19.07.23 02:30 AM By Nicole

Books We Love! 

The COO Forum loves books! We're always reading books ourselves-and recommending them to other operations executives. That being said, we thought we'd start our own recommended book list. So far, the books range from self-improvement, culture, and leadership to strategy, innovation, and more! Don't see your favorite business book on the list? Make a suggestion and we can add it!

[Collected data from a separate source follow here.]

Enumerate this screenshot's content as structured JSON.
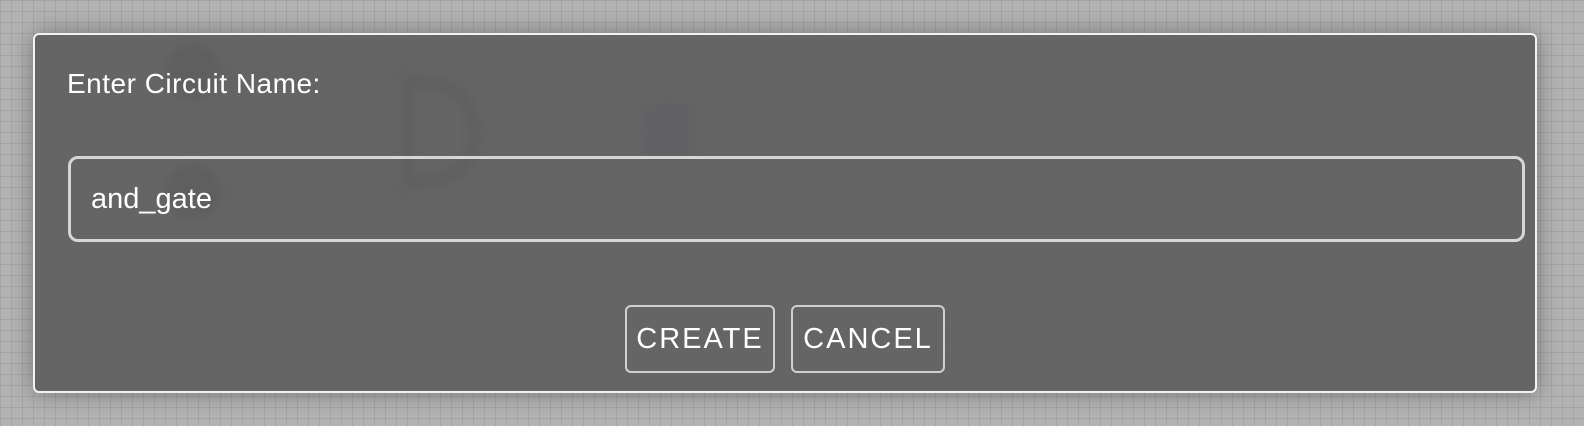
{
  "dialog": {
    "title": "Enter Circuit Name:",
    "input_value": "and_gate",
    "create_label": "CREATE",
    "cancel_label": "CANCEL"
  },
  "colors": {
    "dialog_background": "#5f5f5f",
    "dialog_border": "#f2f2f2",
    "text": "#ffffff",
    "canvas_background": "#b3b3b3",
    "wire": "#4e7a3a",
    "output_node": "#5a52b4"
  }
}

Journey Well, You Are More Than Enough
By Byron Edgington and Mariah Edgington
Journey Well, You Are More Than Enough: Mindset Matters is book number two in the Journey Well series of uplifting, affirmative, self-improvement books. Our mindset creates our reality. Our thoughts, and what we tell our subconscious, determine the quality of our lives, the goals we achieve, the happiness we have, and the way we live. As we write in this newest book, “Journey Well, You Are More Than Enough: Mindset Matters is dedicated to those who believe as we do, that there’s a better, brighter, gentler, and more compassionate world waiting for us all, and that world gets its genesis in our collective mindset, our thoughts.”



Rocket Fuel
By Gino Wickman and Mark C. Winters
Visionaries have groundbreaking ideas. Integrators make those ideas a reality. This explosive combination is the key to getting everything you want out of your business. It worked for Disney. It worked for McDonald’s. It worked for Ford. It can work for you.
Rocket Fuel details the integral roles of the Visionary and Integrator and explains how an effective relationship between the two can help your business thrive. Offering advice to help Visionary-minded and Integrator-minded individuals find one another, Rocket Fuel also features assessments so you’re able to determine whether you’re a Visionary or an Integrator.



Ignite. Engage. Retain.
By George C. Murray
Award-winning author George Murray asks leaders and business owners…if your company is struggling to find new employees, you are not alone. If you find new people, but they soon leave, usually for more money, you are not alone. If you are working hard to engage those who have worked for you for a while—-or are brand new—-this book has answers to help so you are successful. It's all related to the company's culture in how you Ignite, Engage, and Retain with both long-term and new employees. Make those people feel important and needed. Make your company a place "where you'd like to work" at all levels.



An Everyone Culture
By Robert Kegan and Lisa Laskow Lahey
In most organizations nearly everyone is doing a second job no one is paying them for—namely, covering their weaknesses, trying to look their best, and managing other people’s impressions of them. There may be no greater waste of a company’s resources. The ultimate cost: neither the organization nor its people are able to realize their full potential. What if a company did everything in its power to create a culture in which everyone—not just select “high potentials”—could overcome their own internal barriers to change and use errors and vulnerabilities as prime opportunities for personal and company growth?



Plan to Pivot
By Gerry Starsia
The speed of information flow, globalization, massive amounts of data, artificial intelligence, economic forces, and changing demographics are all factors that need attention and consideration as organizations decide what to do, how to do it, and when to stop doing what they are doing and pivot towards opportunities and success. By applying the principles of agile project management laid out in Plan to Pivot, organizations develop the muscle memory necessary to observe markets and consumer demands, connect deeply with customers, and bring products and services to consumers in order to deliver value more efficiently. 



Idea to Impact
By Igor Pistelak and Elizabeth Sale
Why do many transformations fail and only a few succeed? Because most companies focus purely on technology and completely forget about their people. It’s ironic that although we live in one of the most connected times ever, organizations today are probably the most disconnected they have ever been. Idea to Impact offers you a simple and accessible guide to the best transformation practices based on proven methods. It takes you through the steps of transformation DNA (Daily Needed Actions) and explains how work complexity and people morale interweave throughout the change process.



Beyond Disruption
By W. Chan Kim and Renee Mauborgne
Disruption dominates innovation theory and practice. But disruption, for all its power, is destructive—displacing jobs, companies, and even entire industries. Are we missing an alternative approach to innovation and growth? Beyond Disruption redefines and expands the existing view of innovation by introducing a new approach, nondisruptive creation, that is free from the destructive displacement that happens when innovators set out to disrupt. Kim and Mauborgne reveal the distinct advantages of nondisruptive creation, showing how this new approach to innovation allows companies to grow while also being a force for good. 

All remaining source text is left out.